I started this blog to share ideas with interesting people; it's allowed me to communicate in different ways with those that I already feel close to while simultaneously enabling me to engage with new people. And so it was a couple of days ago when, due to the intervention of the amazing randomness of life that I ended up in an awesome conversation in a pub...talking about style, and individuality, and whether it and fashion are one and the same. And I felt inspired to finish this post.

First though, I'm gonna step back for one mo to give the tiniest of personal perspectives. At some point relatively recently in my life, walls started tumbling down and I suddenly felt the true vastness of possibility - it wasn't just hope, it was a knowledge that I could achieve whatever I wanted to because really anything is possible as long as one devotes their energy to it, gives it a chance. It was this
shift in perception. And it was huge.

I think that was one of the reasons that I changed how I look. But I've remained curious. Why did I, do I, choose to wear the things my wardrobe is now, more and more, populated with. I tend to wear slightly more formal stuff because it suits me better. Hmmm.

So there I was changing how I looked. It was strange because style and fashion had previously felt foreign; it was like a strange world with strange ruies about white shoes going with white belts, but careful about the black socks!! It was a world that I perceived, observed - but didn't ever feel part of. But I suddenly wanted it for me. I wanted to look good. I was, am, proud of myself - proud of how far I have come and of the person I am gradually becoming, despite my missteps along the way. And when I wear certain things I feel smart, and sharp. I look good. And I can't deny that other people probably get a different impression off of me because of that. I wonder how much is psychological - and you know what, maybe just for that effect alone the reason is validated?

The thing is, I don't want to be doing this for other people. And largely I don't think generally people entirely do. But I've often pondered whether there it's like a finely weighted analogue market scale where we do it partially for us, but, you know what: we all care what other people think. Maybe in reality it's a case of there is caring, and caring too much? I reckon the fact we consider it simply comes from the fact we are social beings.

Do we wear things to illicit a particular response from other people? If style is anything I feel It's merely another extension of oneself. There is a certain pride that comes from knowing that you look good; that pride is like choosing to stay healthy...it's caring for yourself and knowing you do so - and part of that has got to be in the way you look - caring about your appearance. I never really understood accessories, and then one day a friend asked me what I wanted for my 21st birthday and I said a watch. From that moment it arrived and I first placed it on my wrist though, I finally had understood. It's being able to express yourself. I think style is a form of self-expression; an expression of who you are.

But then there is a divide between our own view of our ourselves and that which others percieve of us. Which one, if either, is the mask? I guess I was thinking of a situation where you meet someone - maybe someone you like. And then it's only later that you realise what you saw, the vision of them that you had, wasn't quite right - it's not accurate. It was like you were presented with a mask, and it dawns that someone is not what you thought, not who you thought. But is that your innaccurate impression or them actually acting, being different? Maybe clothes are the unfortunate bystander tricked into a role as enabler - we present the ideal of ourselves, the slickened version with fancy hair. And yet the gap between that that and the every day reality - it's large. What about people being straight forward, straight talking.

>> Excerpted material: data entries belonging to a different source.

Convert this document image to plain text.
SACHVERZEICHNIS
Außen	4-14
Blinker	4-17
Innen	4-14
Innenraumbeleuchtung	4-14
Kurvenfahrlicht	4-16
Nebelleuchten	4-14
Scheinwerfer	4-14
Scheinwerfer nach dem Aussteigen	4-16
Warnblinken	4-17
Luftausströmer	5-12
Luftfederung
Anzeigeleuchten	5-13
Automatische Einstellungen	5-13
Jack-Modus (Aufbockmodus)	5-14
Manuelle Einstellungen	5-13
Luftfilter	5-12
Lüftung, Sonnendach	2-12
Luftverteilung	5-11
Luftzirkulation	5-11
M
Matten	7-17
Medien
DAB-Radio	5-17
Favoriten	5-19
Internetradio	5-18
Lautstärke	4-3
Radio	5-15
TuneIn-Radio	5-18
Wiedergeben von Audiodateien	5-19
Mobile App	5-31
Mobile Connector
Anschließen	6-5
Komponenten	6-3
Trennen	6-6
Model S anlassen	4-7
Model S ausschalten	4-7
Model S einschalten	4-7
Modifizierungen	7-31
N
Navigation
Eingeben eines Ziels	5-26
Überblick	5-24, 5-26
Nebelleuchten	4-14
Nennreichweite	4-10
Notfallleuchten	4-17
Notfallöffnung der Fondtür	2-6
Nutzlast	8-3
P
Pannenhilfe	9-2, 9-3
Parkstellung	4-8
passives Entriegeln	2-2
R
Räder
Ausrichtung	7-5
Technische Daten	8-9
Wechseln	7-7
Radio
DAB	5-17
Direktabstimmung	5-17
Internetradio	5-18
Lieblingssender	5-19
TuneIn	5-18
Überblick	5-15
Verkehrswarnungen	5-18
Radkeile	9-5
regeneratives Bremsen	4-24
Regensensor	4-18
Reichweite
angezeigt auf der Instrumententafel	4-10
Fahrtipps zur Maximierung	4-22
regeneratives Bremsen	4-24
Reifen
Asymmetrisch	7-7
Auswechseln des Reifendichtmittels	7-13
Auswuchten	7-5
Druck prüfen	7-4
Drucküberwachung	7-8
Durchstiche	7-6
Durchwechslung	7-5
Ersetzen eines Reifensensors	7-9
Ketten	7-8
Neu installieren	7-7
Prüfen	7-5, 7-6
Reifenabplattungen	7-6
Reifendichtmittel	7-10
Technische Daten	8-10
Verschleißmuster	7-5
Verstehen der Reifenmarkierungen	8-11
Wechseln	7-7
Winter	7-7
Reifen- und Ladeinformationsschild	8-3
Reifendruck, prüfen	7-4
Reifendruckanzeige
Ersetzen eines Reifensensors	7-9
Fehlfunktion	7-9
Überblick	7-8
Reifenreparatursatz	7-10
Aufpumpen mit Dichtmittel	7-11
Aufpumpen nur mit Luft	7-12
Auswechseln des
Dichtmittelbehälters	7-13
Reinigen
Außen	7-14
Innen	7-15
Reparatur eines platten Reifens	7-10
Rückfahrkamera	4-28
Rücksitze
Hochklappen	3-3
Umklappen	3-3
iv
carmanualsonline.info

I guess for an individual it does become a question of the walls, if any, that they construct and the effort entertained to maintain them. Necessary or worth it: who are we doing it for? I think maybe real style is when we strive to be the best we can at all times, we don't make exceptions just because we're not out to impress.

But then there is fashion. The underlying background influence which molds our expectations of what looking good means, what good clothes are? People say that having your own style is important - but is the assertion of ourselves to be always formed within the confines of the framework of fashion. When would that turn to conformism. It's like the fresh water river meeting the salty sea: individuality meets crowd mentality?

So maybe in fact fashion, when you take away the hype and commercialism that seems so pervasive in our society, is art. It's like any music - it's is driven by the same intrigue and subtlety that pervades us when we listen over and over to that new piece of music; I think it's engaging on a very similar level.

And maybe therefore style isn't a discrete quantative property of a person that can be compared. Maybe it's somewhat another subscriber to being in the eye of the beholder, and maybe it is very inidividual. Hmmm.